Für die Wahrheit der Komik gecastet

Für die Wahrheit der Komik gecastet
Jan Rutishauser bei seinem Auftritt am Oltner Kabarett-Casting. | © Dieter Graf

Zwei junge Thurgauer sind zum Kabarett Casting der Oltner Kabarett-Tage angetreten. Der Slampoet Raphael Kaufmann und Jan Rutishauser, der es ins Finale vom 28. Mai geschafft hat.

Interview: Brigitta Hochuli

Die beiden Thurgauer nehmen den Thurgau und - wie könnte es zurzeit anders sein? - den Thurgauer Dialekt aufs Korn. Slampoet Raphael Kaufmann aus Bichelsee kam damit beim Casting der Oltner-Kabarett-Tage in die Endrunde, der Güttinger Kabarettist Jan Rutishauser ins Finale. Der eine spielt mit Dialekt und etwas Französisch, der andere mit geschliffenem Hochdeutsch und etwas Dialekt. Die Lacher des Publikums sind ihnen damit sicher. Wir haben dem 25-jährigen Jan Rutishauser befragt.

***

Herr Rutishauser, was bedeutet Ihnen dieser Finalplatz?

Jan Rutishauser: Er ist für mich eine tolle Bestätigung, dass sich meine Arbeit in die richtige Richtung entwickelt. Abgesehen davon freue ich mich natürlich wie ein Schneekönig!

Welche Bedeutung hat das denn für Ihre Karriere?

Jan Rutishauser: Unabhängig davon, ob ich das Casting gewinne, ist schon alleine dieser Finalplatz ein kleinerer Meilenstein meiner künstlerischen Laufbahn. Zudem ist es einfach eine wunderbare Möglichkeit, neue Menschen kennenzulernen, sich unter Gleichgesinnten auszutauschen, Bühnenerfahrung zu sammeln und mein Schaffen bekannt zu machen.

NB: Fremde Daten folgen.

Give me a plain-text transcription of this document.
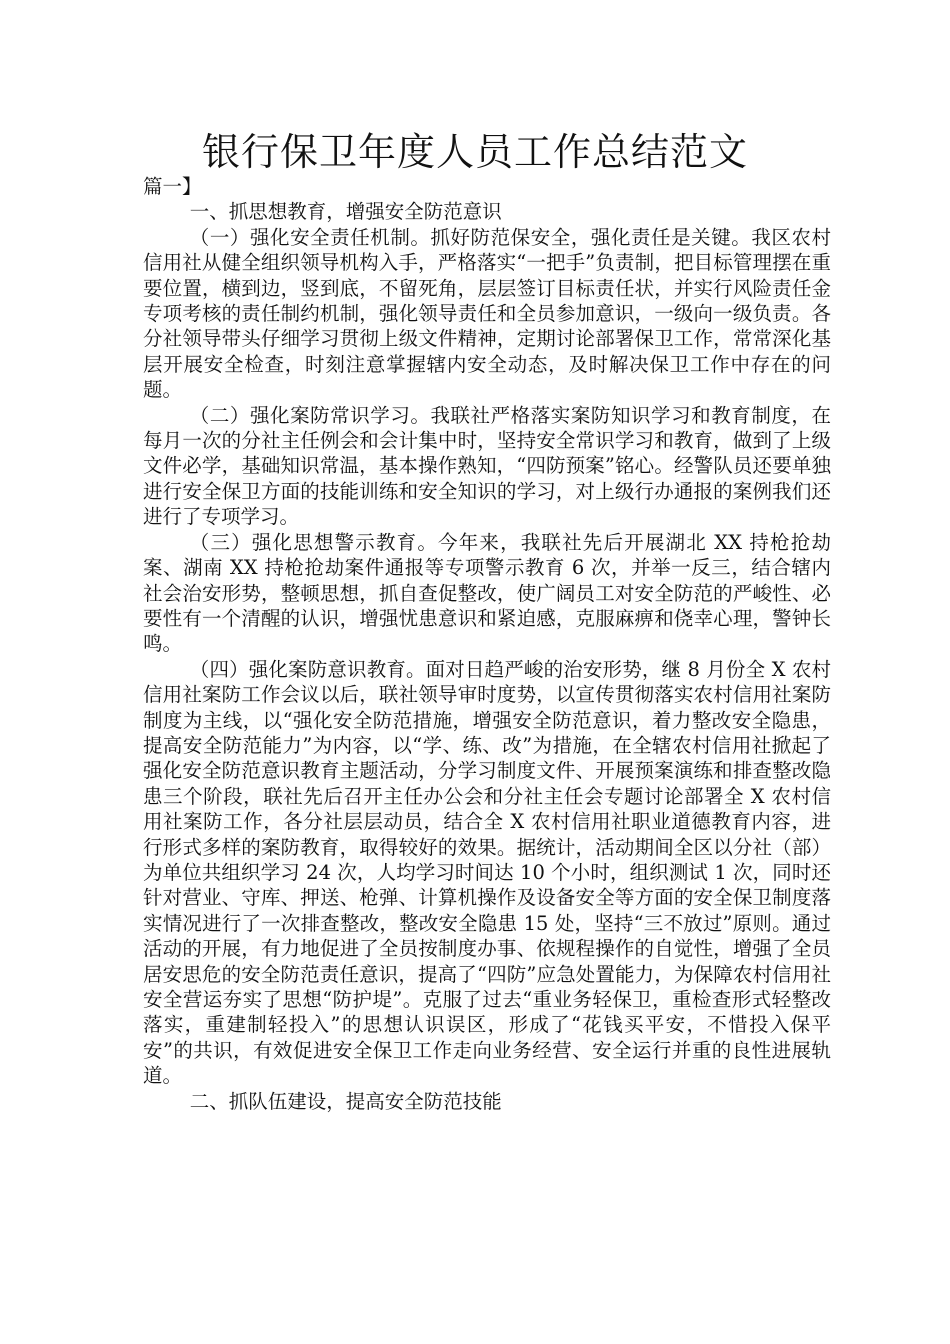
银行保卫年度人员工作总结范文

篇一】

一、抓思想教育，增强安全防范意识

（一）强化安全责任机制。抓好防范保安全，强化责任是关键。我区农村信用社从健全组织领导机构入手，严格落实“一把手”负责制，把目标管理摆在重要位置，横到边，竖到底，不留死角，层层签订目标责任状，并实行风险责任金专项考核的责任制约机制，强化领导责任和全员参加意识，一级向一级负责。各分社领导带头仔细学习贯彻上级文件精神，定期讨论部署保卫工作，常常深化基层开展安全检查，时刻注意掌握辖内安全动态，及时解决保卫工作中存在的问题。

（二）强化案防常识学习。我联社严格落实案防知识学习和教育制度，在每月一次的分社主任例会和会计集中时，坚持安全常识学习和教育，做到了上级文件必学，基础知识常温，基本操作熟知，“四防预案”铭心。经警队员还要单独进行安全保卫方面的技能训练和安全知识的学习，对上级行办通报的案例我们还进行了专项学习。

（三）强化思想警示教育。今年来，我联社先后开展湖北 XX 持枪抢劫案、湖南 XX 持枪抢劫案件通报等专项警示教育 6 次，并举一反三，结合辖内社会治安形势，整顿思想，抓自查促整改，使广阔员工对安全防范的严峻性、必要性有一个清醒的认识，增强忧患意识和紧迫感，克服麻痹和侥幸心理，警钟长鸣。

（四）强化案防意识教育。面对日趋严峻的治安形势，继 8 月份全 X 农村信用社案防工作会议以后，联社领导审时度势，以宣传贯彻落实农村信用社案防制度为主线，以“强化安全防范措施，增强安全防范意识，着力整改安全隐患，提高安全防范能力”为内容，以“学、练、改”为措施，在全辖农村信用社掀起了强化安全防范意识教育主题活动，分学习制度文件、开展预案演练和排查整改隐患三个阶段，联社先后召开主任办公会和分社主任会专题讨论部署全 X 农村信用社案防工作，各分社层层动员，结合全 X 农村信用社职业道德教育内容，进行形式多样的案防教育，取得较好的效果。据统计，活动期间全区以分社（部）为单位共组织学习 24 次，人均学习时间达 10 个小时，组织测试 1 次，同时还针对营业、守库、押送、枪弹、计算机操作及设备安全等方面的安全保卫制度落实情况进行了一次排查整改，整改安全隐患 15 处，坚持“三不放过”原则。通过活动的开展，有力地促进了全员按制度办事、依规程操作的自觉性，增强了全员居安思危的安全防范责任意识，提高了“四防”应急处置能力，为保障农村信用社安全营运夯实了思想“防护堤”。克服了过去“重业务轻保卫，重检查形式轻整改落实，重建制轻投入”的思想认识误区，形成了“花钱买平安，不惜投入保平安”的共识，有效促进安全保卫工作走向业务经营、安全运行并重的良性进展轨道。

二、抓队伍建设，提高安全防范技能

Und die Bedeutung des Anlasses selbst?

Jan Rutishauser: Das Kabarett Casting ist alleine schon durch seine Existenz eine Bereicherung der Schweizer Kulturszene. Durch seine professionelle Durchführung wird es in Zukunft einen immer grösseren Stellenwert einnehmen, davon bin ich überzeugt.

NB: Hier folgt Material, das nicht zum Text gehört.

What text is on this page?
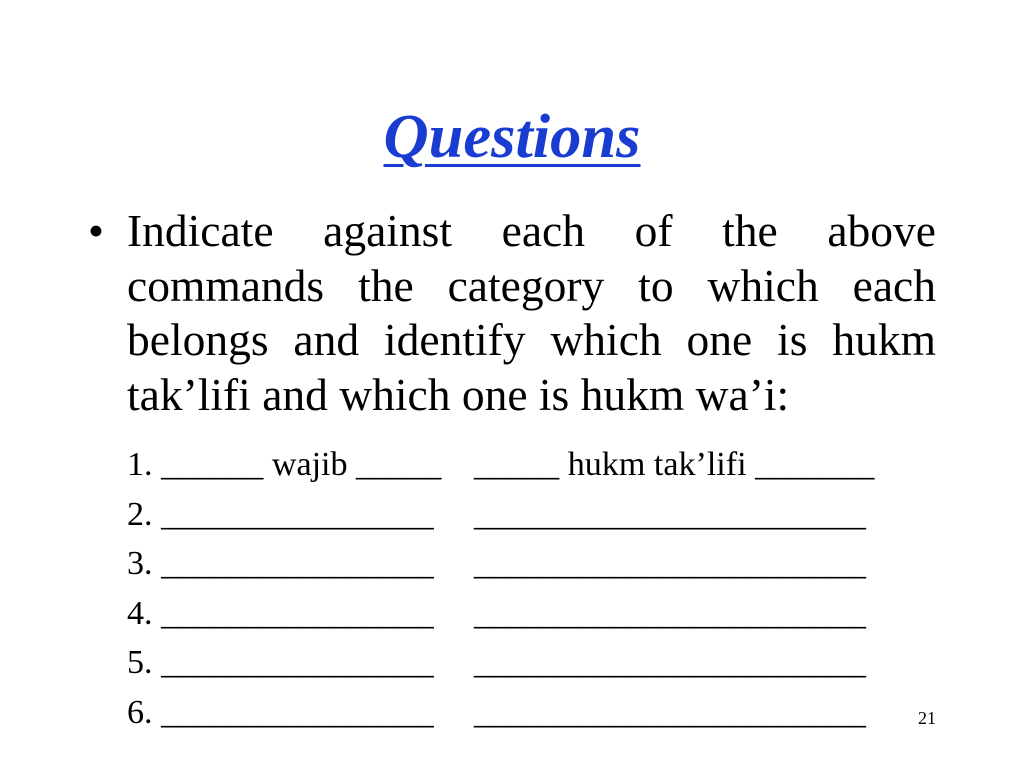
Questions
• Indicate against each of the above commands the category to which each belongs and identify which one is hukm tak’lifi and which one is hukm wa’i:
1. ______ wajib _____ _____ hukm tak’lifi _______
2. ________________ _______________________
3. ________________ _______________________
4. ________________ _______________________
5. ________________ _______________________
6. ________________ _______________________	21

Ihr Thurgauer Kollege in der Endrunde des Castings war der Slampoet Raphael Kaufmann. Sie selber nennen sich Kabarettist.

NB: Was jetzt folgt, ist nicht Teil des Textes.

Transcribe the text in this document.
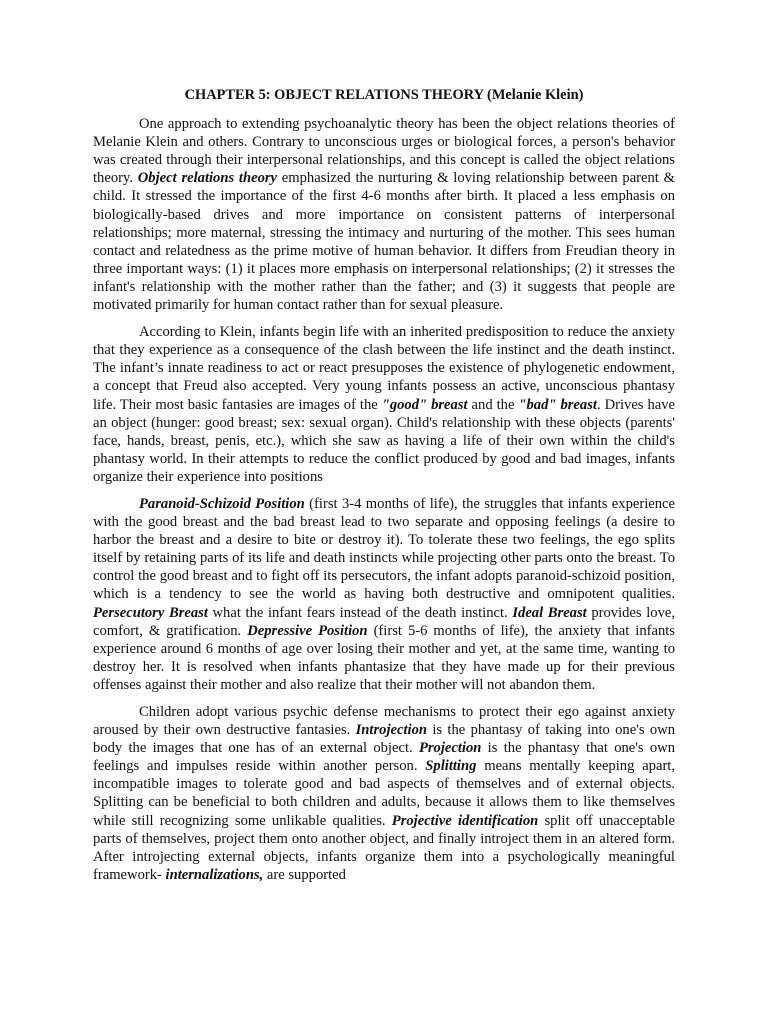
CHAPTER 5: OBJECT RELATIONS THEORY (Melanie Klein)

One approach to extending psychoanalytic theory has been the object relations theories of Melanie Klein and others. Contrary to unconscious urges or biological forces, a person's behavior was created through their interpersonal relationships, and this concept is called the object relations theory. Object relations theory emphasized the nurturing & loving relationship between parent & child. It stressed the importance of the first 4-6 months after birth. It placed a less emphasis on biologically-based drives and more importance on consistent patterns of interpersonal relationships; more maternal, stressing the intimacy and nurturing of the mother. This sees human contact and relatedness as the prime motive of human behavior. It differs from Freudian theory in three important ways: (1) it places more emphasis on interpersonal relationships; (2) it stresses the infant's relationship with the mother rather than the father; and (3) it suggests that people are motivated primarily for human contact rather than for sexual pleasure.

According to Klein, infants begin life with an inherited predisposition to reduce the anxiety that they experience as a consequence of the clash between the life instinct and the death instinct. The infant’s innate readiness to act or react presupposes the existence of phylogenetic endowment, a concept that Freud also accepted. Very young infants possess an active, unconscious phantasy life. Their most basic fantasies are images of the "good" breast and the "bad" breast. Drives have an object (hunger: good breast; sex: sexual organ). Child's relationship with these objects (parents' face, hands, breast, penis, etc.), which she saw as having a life of their own within the child's phantasy world. In their attempts to reduce the conflict produced by good and bad images, infants organize their experience into positions

Paranoid-Schizoid Position (first 3-4 months of life), the struggles that infants experience with the good breast and the bad breast lead to two separate and opposing feelings (a desire to harbor the breast and a desire to bite or destroy it). To tolerate these two feelings, the ego splits itself by retaining parts of its life and death instincts while projecting other parts onto the breast. To control the good breast and to fight off its persecutors, the infant adopts paranoid-schizoid position, which is a tendency to see the world as having both destructive and omnipotent qualities. Persecutory Breast what the infant fears instead of the death instinct. Ideal Breast provides love, comfort, & gratification. Depressive Position (first 5-6 months of life), the anxiety that infants experience around 6 months of age over losing their mother and yet, at the same time, wanting to destroy her. It is resolved when infants phantasize that they have made up for their previous offenses against their mother and also realize that their mother will not abandon them.

Children adopt various psychic defense mechanisms to protect their ego against anxiety aroused by their own destructive fantasies. Introjection is the phantasy of taking into one's own body the images that one has of an external object. Projection is the phantasy that one's own feelings and impulses reside within another person. Splitting means mentally keeping apart, incompatible images to tolerate good and bad aspects of themselves and of external objects. Splitting can be beneficial to both children and adults, because it allows them to like themselves while still recognizing some unlikable qualities. Projective identification split off unacceptable parts of themselves, project them onto another object, and finally introject them in an altered form. After introjecting external objects, infants organize them into a psychologically meaningful framework- internalizations, are supported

Jan Rutishauser: Ja, ich rechne mich selbst dem Kabarett zu, denn Kabarett lässt sich schwer eingrenzen und lässt so Raum für meine ganz eigene Definition. Mein Wunsch dabei ist es, auf der Bühne offen und ehrlich zu sein. Denn aus dem echten, eigenen Leben kommen die spannendsten und skurrilsten Geschichten. Um Bezauberndes oder tief Komisches zu finden, muss man nur genau und lange genug hinsehen.

Was heisst das genau, auf der Bühne ehrlich zu sein?

Jan Rutishauser: Die Idee dabei ist es, in der Wahrheit Komik zu finden. Wobei natürlich der Begriff Wahrheit sehr dehnbar ist. Dazu kommt: Je individueller und persönlicher das Thema, desto grösser auch der Reiz und die Faszination für den Zuschauer.

Komik der Wahrheit, ein grosses Wort! Wie stellen Sie sich Ihre Zukunft vor?

Jan Rutishauser: Ich sehe mich in meinen Träumen als Steve Jobs des Wortdesigns, als Muhammed Ali des Phrasendreschens, ja als Lionel Messi der lyrischen Akrobatik. Wenn ich aber dann morgens aufwache, möchte ich am liebsten sofort schon mit meinem abendfüllenden Programm unterwegs sein und die deutschsprachigen Bühnen Europas unsicher machen.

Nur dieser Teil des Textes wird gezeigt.